Lieve kinderen, jullie hebben vernomen van al Mijn lijden en folteringen, die IK als mens Jezus van Nazareth, hoe men Mij overal noemde, wat IK alles had geduld en geleden, als IK op aarde als Leraar en verlosser der wereld wandelde. Het was geen aangenaam lot voor Mijn menselijke natuur, doch zo was Mijn opdrachtdoor Mijn God de vader voor Mij bepaald en IK moest het volbrengen, omdat al toentertijd Mijn wijsheidsziel ermee enig was, als het oordeel over Adam en Eva en hun nakomelingen werd uitgesproken en geveld.

 

En wat zou er gebeurd zijn, lieve kinderen, als IK Mij niet als Redder der mensheid had verwaardigd. Jullie hebben geen besef, ieder mens, die geboren werd, had tenslotte een gewelddadige dood aan het kruis moeten sterven. Wat geloven jullie wel, hoeveel mensen hadden daar het geluk bereikt net hun God de Vader weer verzoend te worden.

Denk alleen daarover eens rijkelijk na, wanneer ieder apart gekruisigd was geworden, hoevelen zouden zich hebben laten kruisigen en zonder deze boete was geen ziel schuldloos geworden, wanneer ze ook anders niet slecht waren geweest, omdat altijd nog de smet in de erfzonde was achtergebleven. En wie van jullie kan zich herinneren aan de erfzonde deelgenomen te hebben.

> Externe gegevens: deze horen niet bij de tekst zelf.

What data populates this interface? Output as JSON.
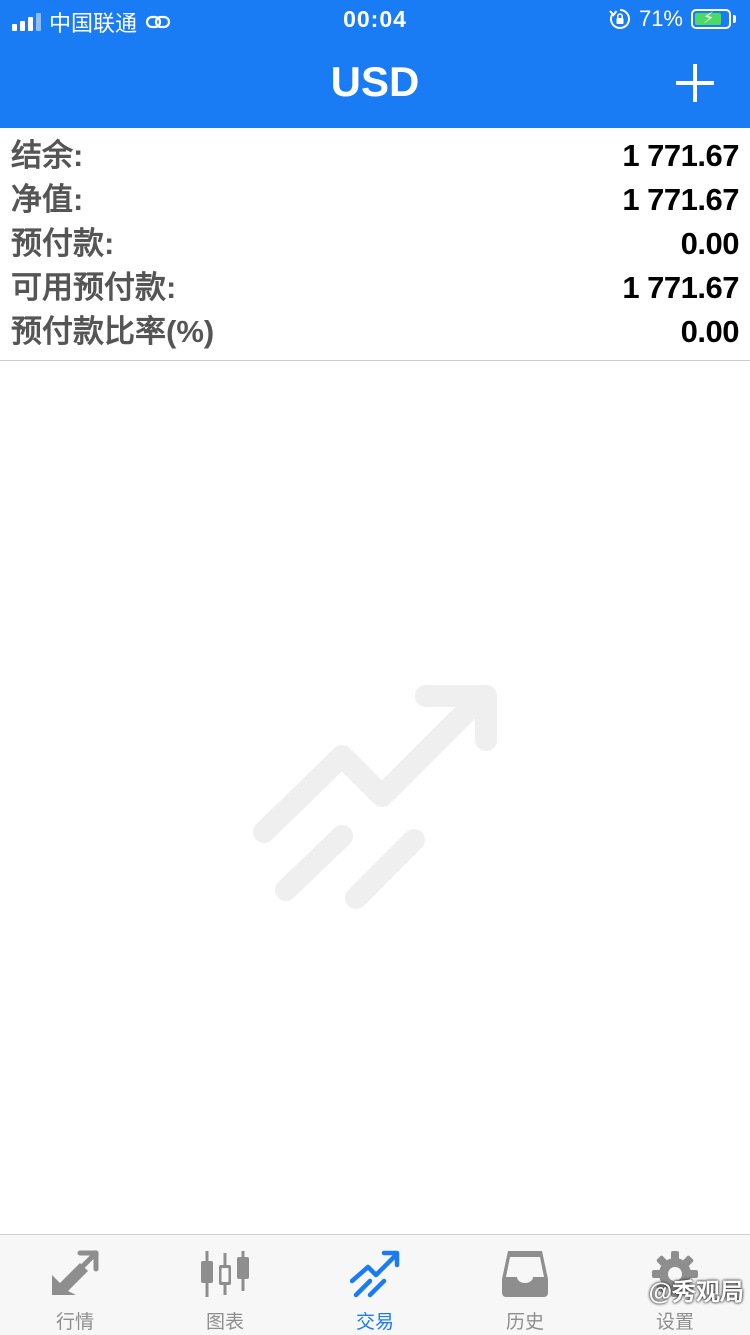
{
  "status_bar": {
    "carrier": "中国联通",
    "time": "00:04",
    "battery_percent": "71%",
    "battery_level": 0.71
  },
  "nav": {
    "title": "USD",
    "add_icon": "plus-icon"
  },
  "summary": {
    "rows": [
      {
        "label": "结余:",
        "value": "1 771.67"
      },
      {
        "label": "净值:",
        "value": "1 771.67"
      },
      {
        "label": "预付款:",
        "value": "0.00"
      },
      {
        "label": "可用预付款:",
        "value": "1 771.67"
      },
      {
        "label": "预付款比率(%)",
        "value": "0.00"
      }
    ]
  },
  "empty_state": {
    "icon": "trade-arrow-placeholder-icon"
  },
  "tabbar": {
    "tabs": [
      {
        "label": "行情",
        "icon": "quotes-arrows-icon",
        "active": false
      },
      {
        "label": "图表",
        "icon": "candlestick-icon",
        "active": false
      },
      {
        "label": "交易",
        "icon": "trade-trend-icon",
        "active": true
      },
      {
        "label": "历史",
        "icon": "inbox-tray-icon",
        "active": false
      },
      {
        "label": "设置",
        "icon": "gear-icon",
        "active": false
      }
    ]
  },
  "watermark": "@秀观局",
  "colors": {
    "accent": "#1a7cf5",
    "tab_inactive": "#8e8e8e",
    "placeholder": "#efefef"
  }
}
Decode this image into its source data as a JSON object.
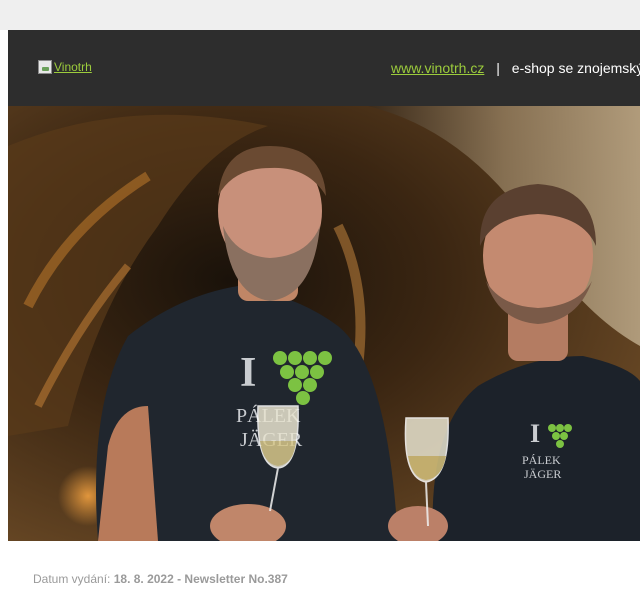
{
  "header": {
    "logo_alt": "Vinotrh",
    "site_link": "www.vinotrh.cz",
    "separator": "|",
    "tagline": "e-shop se znojemský"
  },
  "hero": {
    "shirt_left": {
      "line1": "PÁLEK",
      "line2": "JÄGER"
    },
    "shirt_right": {
      "line1": "PÁLEK",
      "line2": "JÄGER"
    },
    "shirt_heart_letter": "I"
  },
  "footer": {
    "issue_label": "Datum vydání:",
    "issue_value": "18. 8. 2022 - Newsletter No.387"
  },
  "colors": {
    "accent": "#9ccc3c",
    "header_bg": "#2d2d2d",
    "grape": "#7cc242"
  }
}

Jullie allen zegt: wij weten niets daarvan en IK geef het jullie toe, omdat jullie de erfzonde alleen als medegeest in de geest van Adam en Eva begaan hebt en jullie deze schuld eerst zult inzien, als jullie in je ziel wedergeboren bent en met jullie geest één bent geworden.

Dat betekent, wanneer jullie menselijke geest, die door jullie aardse verwekker of vader afkomstig is en van de moedergeest en uiteindelijk die zielenpartikelen uit welke de menselijke ziel over het algemeen wordt genomen, tot duidelijk inzicht komen.

Lieve kinderen, noch voordat jullie een zodanige duidelijke geest zou worden, was jullie korte levenstijd om en jullie zouden vervallen in de kruisdood. Hoe zou het jullie daar te moede worden. Er zou slechts zeer weinigen zich geven die deze verzoening zouden nastreven.

Een reden zou een snellere doodsmanier naar zijn goeddunken de voorkeur geven. Wat was het eindslot van het totale. Pure zelfmoordenaars zouden in het geestelijke Rijk aankomen, dubbel zwaar beladen en geen reïncarnatie zou de zielen beter maken.

Daarom lieve kinderen, denk daarover veel na, wat IK als Jezus van Nazareth voor jullie en alle mensen heb gedaan en geschapen.

Misschien zal jullie dan meer liefde voor Mij ervaren en kunnen opbrengen. Dit hier tot afsluiting over Mijn lijden en sterven, over Mijn verlossingswerk, dat binnenkort met Mijn terugkomst op deze aarde zijn afsluiting moet vinden. Amen.  (Eigen levensbeschrijving van Jezus) – vertaald vanuit het Duits.